Les rapports de conjonction/disjonction entre actants dans les constructions transitives bivalentes et trivalentes

Cette communication a pour objectif de montrer que la construction transitive [N1 V N2/S V O] possède une signification complexe mais cohérente. Si la conception de la transitivité prototypique (par exemple "Luc a cassé sa montre", "Luc a étranglé Marie") défendue par les approches cognitives (Lakoff, Taylor, Soblin), fonctionnelles (Hopper et Thompson) ou typologiques (Lazard), ont mis en lumière des éléments pertinents (en particulier l’explication des alternances, l’universalité de l’expression de l’action typique par une construction bi-actancielle), bon nombre d’emplois, qui ne se laissent pas saisir par l’idée d’une signification centrale, restent inexpliqués. De plus, la méthode statistique dite des collostructions, montre que les emplois transitifs non typiques se révèlent, en fait, plus nombreux que les emplois prototypiques dans les conversations d’adultes ou d’enfants (les verbes mettre, comprendre, prendre, voir, entendre, connaître, etc.).

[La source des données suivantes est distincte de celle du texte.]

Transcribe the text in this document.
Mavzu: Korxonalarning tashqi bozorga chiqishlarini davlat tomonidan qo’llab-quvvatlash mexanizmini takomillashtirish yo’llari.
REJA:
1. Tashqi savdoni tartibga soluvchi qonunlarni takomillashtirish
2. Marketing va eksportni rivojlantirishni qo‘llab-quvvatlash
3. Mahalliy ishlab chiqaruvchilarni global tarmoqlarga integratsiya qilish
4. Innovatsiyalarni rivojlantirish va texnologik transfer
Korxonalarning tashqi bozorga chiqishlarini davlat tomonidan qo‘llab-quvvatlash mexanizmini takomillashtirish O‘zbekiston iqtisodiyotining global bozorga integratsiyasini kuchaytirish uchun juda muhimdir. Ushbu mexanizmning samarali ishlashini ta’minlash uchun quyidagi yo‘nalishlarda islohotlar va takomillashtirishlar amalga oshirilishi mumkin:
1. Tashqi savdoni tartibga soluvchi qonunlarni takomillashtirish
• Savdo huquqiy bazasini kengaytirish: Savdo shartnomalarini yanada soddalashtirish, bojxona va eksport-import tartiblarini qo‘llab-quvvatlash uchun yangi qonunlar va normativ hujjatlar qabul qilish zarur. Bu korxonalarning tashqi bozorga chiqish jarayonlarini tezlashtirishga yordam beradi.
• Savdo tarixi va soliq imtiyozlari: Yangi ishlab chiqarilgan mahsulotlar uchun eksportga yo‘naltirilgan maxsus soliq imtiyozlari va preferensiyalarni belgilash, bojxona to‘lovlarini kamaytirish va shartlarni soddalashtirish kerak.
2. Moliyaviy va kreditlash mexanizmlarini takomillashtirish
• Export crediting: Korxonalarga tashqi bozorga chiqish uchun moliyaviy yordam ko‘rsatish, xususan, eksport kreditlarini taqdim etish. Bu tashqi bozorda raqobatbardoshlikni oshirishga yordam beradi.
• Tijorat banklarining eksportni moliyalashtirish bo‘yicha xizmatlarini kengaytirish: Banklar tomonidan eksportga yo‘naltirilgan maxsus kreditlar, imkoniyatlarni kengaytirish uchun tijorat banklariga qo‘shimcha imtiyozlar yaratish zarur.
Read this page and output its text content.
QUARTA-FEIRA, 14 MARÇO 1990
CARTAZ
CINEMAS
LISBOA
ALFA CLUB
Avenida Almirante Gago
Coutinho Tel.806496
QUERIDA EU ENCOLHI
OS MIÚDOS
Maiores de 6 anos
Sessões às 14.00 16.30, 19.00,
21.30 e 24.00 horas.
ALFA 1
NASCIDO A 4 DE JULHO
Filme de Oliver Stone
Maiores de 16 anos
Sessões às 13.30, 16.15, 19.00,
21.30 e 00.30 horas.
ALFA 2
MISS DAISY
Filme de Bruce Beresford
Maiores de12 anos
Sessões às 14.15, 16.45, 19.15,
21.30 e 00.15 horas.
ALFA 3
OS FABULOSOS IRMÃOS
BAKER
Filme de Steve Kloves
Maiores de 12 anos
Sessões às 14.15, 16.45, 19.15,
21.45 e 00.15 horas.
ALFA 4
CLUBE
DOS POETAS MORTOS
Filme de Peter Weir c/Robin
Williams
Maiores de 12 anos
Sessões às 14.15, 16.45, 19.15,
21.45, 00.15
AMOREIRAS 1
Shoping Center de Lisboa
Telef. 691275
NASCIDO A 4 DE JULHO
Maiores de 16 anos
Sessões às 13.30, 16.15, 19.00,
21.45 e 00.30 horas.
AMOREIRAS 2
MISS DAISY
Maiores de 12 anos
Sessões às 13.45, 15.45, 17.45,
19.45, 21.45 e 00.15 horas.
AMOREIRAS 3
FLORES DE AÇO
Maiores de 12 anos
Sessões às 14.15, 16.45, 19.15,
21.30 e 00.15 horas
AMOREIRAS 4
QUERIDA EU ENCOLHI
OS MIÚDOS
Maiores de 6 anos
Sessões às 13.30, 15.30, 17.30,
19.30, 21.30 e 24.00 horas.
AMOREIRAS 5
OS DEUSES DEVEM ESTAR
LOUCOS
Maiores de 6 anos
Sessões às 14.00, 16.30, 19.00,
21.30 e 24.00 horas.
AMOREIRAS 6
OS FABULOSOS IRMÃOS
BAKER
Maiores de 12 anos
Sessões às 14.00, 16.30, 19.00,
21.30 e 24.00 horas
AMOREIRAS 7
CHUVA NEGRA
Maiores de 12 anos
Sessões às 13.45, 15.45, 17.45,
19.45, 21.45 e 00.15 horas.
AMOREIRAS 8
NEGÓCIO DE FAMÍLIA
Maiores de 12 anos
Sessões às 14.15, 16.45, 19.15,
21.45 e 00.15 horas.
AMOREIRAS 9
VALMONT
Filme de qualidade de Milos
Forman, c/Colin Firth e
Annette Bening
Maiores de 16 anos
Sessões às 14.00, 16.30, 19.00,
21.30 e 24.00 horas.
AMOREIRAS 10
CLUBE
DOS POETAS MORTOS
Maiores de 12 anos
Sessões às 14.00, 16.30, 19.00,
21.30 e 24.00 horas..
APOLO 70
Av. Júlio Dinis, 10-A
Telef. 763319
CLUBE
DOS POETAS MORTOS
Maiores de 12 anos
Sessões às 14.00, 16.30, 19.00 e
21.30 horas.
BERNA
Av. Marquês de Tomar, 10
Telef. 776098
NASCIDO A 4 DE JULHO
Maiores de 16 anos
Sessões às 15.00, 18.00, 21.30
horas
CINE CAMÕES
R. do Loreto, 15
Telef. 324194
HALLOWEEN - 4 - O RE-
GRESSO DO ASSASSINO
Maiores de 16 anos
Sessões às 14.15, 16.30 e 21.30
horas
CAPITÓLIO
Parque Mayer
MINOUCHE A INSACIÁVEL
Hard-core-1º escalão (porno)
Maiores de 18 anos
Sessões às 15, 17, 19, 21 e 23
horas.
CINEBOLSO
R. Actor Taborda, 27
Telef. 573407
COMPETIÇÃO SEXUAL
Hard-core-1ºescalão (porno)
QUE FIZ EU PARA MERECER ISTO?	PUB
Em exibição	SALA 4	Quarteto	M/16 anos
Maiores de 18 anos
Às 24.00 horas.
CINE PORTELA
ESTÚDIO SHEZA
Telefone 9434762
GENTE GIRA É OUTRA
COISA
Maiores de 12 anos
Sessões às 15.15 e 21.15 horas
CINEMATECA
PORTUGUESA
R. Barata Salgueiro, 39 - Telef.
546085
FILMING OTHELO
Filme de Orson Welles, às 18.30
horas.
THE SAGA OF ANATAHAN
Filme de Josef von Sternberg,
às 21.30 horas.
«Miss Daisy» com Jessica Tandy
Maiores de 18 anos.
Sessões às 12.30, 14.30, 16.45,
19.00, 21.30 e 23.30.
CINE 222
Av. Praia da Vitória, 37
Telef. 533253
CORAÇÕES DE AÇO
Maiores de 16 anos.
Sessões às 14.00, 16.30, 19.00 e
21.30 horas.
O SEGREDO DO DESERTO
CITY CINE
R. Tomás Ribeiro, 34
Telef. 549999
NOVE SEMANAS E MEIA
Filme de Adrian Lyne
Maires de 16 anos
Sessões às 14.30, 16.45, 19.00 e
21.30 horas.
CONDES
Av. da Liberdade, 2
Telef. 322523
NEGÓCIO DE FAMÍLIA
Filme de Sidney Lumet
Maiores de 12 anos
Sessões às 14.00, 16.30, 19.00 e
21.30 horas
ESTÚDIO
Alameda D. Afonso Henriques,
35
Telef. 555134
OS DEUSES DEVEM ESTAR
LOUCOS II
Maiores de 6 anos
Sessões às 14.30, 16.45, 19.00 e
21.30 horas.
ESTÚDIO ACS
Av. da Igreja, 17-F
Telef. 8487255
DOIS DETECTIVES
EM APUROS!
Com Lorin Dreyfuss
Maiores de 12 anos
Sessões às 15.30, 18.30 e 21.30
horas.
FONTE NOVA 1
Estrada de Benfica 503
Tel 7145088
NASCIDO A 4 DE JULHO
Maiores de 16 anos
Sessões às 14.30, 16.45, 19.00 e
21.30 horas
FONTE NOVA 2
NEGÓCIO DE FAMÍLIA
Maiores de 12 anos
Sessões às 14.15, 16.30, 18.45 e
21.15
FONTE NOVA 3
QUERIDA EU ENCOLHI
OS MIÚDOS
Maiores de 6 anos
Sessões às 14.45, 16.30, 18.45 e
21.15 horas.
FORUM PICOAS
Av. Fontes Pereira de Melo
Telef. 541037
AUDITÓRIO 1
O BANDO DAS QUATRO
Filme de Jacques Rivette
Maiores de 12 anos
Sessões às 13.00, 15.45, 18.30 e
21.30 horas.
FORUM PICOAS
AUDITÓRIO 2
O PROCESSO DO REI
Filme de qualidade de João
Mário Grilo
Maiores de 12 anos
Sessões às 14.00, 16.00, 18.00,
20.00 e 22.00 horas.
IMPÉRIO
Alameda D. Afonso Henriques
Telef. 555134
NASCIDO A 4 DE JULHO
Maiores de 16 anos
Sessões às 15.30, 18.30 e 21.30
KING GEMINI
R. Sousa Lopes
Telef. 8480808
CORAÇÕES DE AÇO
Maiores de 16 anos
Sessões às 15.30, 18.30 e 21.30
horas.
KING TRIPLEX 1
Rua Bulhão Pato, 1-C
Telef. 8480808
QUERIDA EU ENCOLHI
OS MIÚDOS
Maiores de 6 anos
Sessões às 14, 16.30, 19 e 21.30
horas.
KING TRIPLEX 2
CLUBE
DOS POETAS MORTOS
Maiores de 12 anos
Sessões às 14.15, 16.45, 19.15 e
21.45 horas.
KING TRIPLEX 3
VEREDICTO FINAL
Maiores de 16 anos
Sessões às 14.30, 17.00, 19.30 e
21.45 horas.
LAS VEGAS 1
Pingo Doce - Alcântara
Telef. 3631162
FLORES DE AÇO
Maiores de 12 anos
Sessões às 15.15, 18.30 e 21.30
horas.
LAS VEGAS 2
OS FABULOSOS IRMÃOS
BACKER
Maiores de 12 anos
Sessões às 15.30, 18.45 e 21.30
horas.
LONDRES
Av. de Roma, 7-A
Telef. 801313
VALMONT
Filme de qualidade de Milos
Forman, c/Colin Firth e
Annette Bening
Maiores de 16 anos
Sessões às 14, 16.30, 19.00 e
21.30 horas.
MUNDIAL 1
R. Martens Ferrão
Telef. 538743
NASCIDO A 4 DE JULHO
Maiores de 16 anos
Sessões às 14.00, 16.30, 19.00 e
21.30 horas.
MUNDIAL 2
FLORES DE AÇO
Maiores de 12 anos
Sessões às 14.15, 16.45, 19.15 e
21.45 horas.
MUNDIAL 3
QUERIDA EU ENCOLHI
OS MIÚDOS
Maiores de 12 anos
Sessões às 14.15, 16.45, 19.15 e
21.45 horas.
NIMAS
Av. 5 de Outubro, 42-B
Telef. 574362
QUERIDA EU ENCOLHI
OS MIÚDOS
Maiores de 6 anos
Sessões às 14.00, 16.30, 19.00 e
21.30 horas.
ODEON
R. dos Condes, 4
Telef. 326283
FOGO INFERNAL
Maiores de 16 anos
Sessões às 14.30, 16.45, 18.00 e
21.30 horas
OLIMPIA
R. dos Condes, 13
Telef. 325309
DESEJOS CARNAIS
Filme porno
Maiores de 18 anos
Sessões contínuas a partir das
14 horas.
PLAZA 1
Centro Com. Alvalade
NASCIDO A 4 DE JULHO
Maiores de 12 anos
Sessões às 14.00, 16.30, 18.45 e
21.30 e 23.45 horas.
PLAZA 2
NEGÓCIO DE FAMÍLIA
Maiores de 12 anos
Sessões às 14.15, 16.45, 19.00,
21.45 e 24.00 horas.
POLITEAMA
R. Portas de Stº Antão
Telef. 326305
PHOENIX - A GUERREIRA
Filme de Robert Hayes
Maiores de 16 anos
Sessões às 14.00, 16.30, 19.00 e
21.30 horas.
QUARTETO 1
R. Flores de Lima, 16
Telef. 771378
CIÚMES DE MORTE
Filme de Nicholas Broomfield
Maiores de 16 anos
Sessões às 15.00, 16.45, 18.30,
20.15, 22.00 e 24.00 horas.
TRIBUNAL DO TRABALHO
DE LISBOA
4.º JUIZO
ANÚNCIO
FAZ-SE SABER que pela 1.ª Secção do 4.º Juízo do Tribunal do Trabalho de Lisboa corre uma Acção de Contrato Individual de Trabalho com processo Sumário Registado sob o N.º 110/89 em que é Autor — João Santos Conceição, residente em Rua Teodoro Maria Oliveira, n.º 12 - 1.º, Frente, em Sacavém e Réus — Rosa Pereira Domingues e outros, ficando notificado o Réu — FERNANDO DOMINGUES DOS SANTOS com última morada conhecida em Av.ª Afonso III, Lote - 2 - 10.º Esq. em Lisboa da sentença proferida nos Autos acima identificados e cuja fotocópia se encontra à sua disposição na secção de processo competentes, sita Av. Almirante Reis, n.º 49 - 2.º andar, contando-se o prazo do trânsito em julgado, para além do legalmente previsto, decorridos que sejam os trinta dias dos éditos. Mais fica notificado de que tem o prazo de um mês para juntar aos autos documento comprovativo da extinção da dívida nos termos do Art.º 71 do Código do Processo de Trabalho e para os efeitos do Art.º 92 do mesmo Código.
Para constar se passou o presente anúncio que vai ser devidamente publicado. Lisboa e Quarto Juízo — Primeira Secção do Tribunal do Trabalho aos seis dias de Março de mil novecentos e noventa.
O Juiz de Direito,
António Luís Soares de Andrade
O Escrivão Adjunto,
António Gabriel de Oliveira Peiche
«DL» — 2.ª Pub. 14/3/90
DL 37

Bien loin de considérer que les emplois non prototypiques seraient des extensions des emplois prototypiques (Givon), je montrerai, au contraire, qu’ils sont premiers, d’un point de vue sémantique et cognitif : malgré leur hétérogénéité, ils mettent invariablement en jeu des relations de Conjonction/Disjonction entre actants : saisir, quitter, aimer, entendre, abandonner, perdre, etc. précisent, dans le schéma transitif, la nature de la conjonction (ou de la disjonction) du sujet avec l’objet. Ces mêmes relations, on le verra, existent dans la transitivité « prototypique » ; elles existent également dans les différents types de constructions datives trivalentes (Legallois 2012, 2013) : construction avec datif « lexical » (je lui ai emprunté ses lunettes) ou avec datif « étendu » (je lui ai tondu la pelouse).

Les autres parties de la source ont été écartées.